That Simchas Torah, he related, was the first time he ever felt like a Yid
Last week, the Minneapolis community hosted Abie Rotenberg and Joey Newcomb for a Shabbos of achdus and song. The culminating highlight was a Motzaei Shabbos kumzitz/concert, where Abie and Joey regaled the crowd with hits ranging from “Joe DiMaggio’s Card” to “The Krach Fun de Pickle.” Attending the event were many young professionals still on the path toward Torah-observant Judaism.
A particularly poignant moment occurred when Abie related the story behind his classic song “The Man from Vilna.” The song depicts a group of Holocaust survivors who, during the Simchas Torah immediately following liberation, realized they had no sifrei Torah to dance with, and instead held aloft two children and danced with them.
One of the children in the story, Abie shared, was Abraham Foxman, who later became the longtime president of the Anti-Defamation League (ADL), devoting his life to combatting anti-Semitism.
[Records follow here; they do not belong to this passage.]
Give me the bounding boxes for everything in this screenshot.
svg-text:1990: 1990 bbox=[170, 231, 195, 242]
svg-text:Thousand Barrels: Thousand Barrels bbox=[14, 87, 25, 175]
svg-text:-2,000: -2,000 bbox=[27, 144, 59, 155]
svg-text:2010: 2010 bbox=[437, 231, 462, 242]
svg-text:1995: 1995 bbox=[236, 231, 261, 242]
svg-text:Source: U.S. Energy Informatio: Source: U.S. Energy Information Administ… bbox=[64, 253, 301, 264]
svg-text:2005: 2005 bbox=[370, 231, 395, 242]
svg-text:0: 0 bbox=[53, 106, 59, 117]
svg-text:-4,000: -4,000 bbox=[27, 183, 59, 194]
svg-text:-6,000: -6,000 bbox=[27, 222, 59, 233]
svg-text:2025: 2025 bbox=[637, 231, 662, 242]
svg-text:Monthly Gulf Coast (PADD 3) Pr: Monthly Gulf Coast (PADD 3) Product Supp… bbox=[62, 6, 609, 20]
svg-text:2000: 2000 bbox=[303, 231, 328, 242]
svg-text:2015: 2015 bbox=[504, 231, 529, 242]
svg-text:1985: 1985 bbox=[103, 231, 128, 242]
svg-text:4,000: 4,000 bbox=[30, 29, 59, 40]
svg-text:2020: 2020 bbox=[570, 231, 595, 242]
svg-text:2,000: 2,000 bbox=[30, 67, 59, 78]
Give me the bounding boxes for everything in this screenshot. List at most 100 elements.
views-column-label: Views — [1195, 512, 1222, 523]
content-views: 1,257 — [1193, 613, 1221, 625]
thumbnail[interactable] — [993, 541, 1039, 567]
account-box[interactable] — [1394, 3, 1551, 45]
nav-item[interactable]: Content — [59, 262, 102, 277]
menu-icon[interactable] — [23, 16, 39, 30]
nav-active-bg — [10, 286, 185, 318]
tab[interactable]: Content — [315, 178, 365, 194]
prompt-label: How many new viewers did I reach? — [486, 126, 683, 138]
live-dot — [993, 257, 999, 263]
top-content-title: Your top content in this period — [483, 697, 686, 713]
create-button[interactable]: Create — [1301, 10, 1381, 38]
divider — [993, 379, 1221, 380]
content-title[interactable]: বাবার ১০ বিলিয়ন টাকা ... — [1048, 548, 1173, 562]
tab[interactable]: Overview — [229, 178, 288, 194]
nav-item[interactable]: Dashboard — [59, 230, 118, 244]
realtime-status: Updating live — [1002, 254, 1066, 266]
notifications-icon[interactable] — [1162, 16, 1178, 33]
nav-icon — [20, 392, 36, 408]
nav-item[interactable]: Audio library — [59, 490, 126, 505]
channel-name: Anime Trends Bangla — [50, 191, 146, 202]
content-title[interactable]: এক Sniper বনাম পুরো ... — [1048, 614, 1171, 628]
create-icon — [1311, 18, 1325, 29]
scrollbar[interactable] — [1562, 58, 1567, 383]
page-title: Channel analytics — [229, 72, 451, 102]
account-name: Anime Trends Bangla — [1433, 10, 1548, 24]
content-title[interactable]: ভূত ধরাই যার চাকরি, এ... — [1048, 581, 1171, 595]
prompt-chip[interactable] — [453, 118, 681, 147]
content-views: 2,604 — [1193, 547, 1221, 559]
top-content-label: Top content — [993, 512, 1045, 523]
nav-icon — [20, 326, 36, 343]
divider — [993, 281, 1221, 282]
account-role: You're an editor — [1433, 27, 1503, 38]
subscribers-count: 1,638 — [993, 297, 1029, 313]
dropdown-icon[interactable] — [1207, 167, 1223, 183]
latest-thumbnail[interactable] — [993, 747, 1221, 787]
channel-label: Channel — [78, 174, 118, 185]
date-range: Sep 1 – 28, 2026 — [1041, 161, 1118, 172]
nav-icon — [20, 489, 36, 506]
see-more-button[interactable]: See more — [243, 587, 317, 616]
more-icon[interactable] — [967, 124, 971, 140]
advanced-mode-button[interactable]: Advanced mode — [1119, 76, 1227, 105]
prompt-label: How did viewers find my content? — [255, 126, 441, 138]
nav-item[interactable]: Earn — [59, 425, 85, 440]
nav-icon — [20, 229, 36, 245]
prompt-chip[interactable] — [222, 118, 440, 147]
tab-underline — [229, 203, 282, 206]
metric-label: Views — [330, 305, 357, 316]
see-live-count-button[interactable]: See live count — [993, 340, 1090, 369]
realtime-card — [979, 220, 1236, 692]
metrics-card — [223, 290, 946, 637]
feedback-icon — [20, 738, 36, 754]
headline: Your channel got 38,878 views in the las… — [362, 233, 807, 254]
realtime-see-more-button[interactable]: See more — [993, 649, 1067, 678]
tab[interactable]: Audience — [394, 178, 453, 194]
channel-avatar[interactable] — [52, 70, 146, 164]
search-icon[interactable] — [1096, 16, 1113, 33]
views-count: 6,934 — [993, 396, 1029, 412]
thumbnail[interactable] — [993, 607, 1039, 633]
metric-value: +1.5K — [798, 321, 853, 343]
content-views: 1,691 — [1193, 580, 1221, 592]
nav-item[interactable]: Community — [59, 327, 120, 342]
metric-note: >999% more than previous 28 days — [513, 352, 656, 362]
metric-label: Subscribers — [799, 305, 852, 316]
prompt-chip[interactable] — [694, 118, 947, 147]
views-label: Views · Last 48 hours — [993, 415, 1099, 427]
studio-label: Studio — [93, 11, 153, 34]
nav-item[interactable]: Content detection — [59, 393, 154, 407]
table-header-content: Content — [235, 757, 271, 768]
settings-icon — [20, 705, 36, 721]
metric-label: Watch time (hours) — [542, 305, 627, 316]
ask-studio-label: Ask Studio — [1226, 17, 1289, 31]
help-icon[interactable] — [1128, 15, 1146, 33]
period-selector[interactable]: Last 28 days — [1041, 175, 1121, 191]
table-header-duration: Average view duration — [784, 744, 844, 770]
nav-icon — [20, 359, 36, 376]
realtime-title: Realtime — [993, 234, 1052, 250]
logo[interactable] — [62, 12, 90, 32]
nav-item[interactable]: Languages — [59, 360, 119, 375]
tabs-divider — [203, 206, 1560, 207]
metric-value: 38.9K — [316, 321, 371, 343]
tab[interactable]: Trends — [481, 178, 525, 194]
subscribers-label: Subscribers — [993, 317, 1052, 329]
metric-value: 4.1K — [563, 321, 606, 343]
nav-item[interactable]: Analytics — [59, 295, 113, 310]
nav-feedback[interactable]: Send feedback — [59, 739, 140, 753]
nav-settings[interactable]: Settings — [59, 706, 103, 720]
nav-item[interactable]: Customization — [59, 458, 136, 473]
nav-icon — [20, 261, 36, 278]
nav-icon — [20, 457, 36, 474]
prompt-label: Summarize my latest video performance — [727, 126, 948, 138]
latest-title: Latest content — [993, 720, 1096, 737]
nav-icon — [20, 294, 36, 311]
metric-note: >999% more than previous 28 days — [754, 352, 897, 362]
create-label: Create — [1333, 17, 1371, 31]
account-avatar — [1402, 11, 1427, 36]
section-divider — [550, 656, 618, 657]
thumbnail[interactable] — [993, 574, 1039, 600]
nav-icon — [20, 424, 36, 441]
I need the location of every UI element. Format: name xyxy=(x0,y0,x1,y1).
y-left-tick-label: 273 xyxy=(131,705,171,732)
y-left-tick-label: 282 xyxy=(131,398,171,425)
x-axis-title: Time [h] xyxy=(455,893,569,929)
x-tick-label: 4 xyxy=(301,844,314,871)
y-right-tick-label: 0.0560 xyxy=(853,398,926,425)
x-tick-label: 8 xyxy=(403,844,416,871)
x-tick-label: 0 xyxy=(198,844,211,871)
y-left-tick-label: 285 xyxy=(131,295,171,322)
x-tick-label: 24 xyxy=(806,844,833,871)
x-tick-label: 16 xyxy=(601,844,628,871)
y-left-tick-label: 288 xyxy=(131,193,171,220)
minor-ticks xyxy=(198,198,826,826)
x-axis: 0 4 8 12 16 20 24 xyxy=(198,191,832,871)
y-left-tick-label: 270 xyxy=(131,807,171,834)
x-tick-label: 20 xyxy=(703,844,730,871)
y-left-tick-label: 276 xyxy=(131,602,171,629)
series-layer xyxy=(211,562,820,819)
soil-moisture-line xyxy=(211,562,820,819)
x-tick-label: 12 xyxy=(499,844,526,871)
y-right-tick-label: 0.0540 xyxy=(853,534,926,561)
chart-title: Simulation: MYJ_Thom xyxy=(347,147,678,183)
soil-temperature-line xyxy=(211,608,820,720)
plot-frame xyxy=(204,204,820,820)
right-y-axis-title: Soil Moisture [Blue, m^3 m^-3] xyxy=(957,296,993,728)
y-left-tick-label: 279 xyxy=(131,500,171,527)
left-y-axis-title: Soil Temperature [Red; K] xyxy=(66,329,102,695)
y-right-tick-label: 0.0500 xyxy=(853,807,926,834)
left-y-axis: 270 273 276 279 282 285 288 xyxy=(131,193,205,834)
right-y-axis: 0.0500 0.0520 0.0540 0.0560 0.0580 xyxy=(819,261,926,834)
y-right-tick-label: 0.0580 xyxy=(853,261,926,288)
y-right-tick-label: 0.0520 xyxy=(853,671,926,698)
Abie described how the young Foxman’s parents had left him in the care of a Catholic family during the war, and when they came to retrieve him, he didn’t even know he was Jewish. He had, in fact, developed a scornful disdain for Jews during his time with the Catholic family. But that Simchas Torah, he related, was the first time he ever felt like a Yid.
For everyone in attendance, the story struck a chord. For those privileged to be raised in frum communities, and those whose souls yearn for return, the phrase “the first time he ever felt like a Yid” resonated.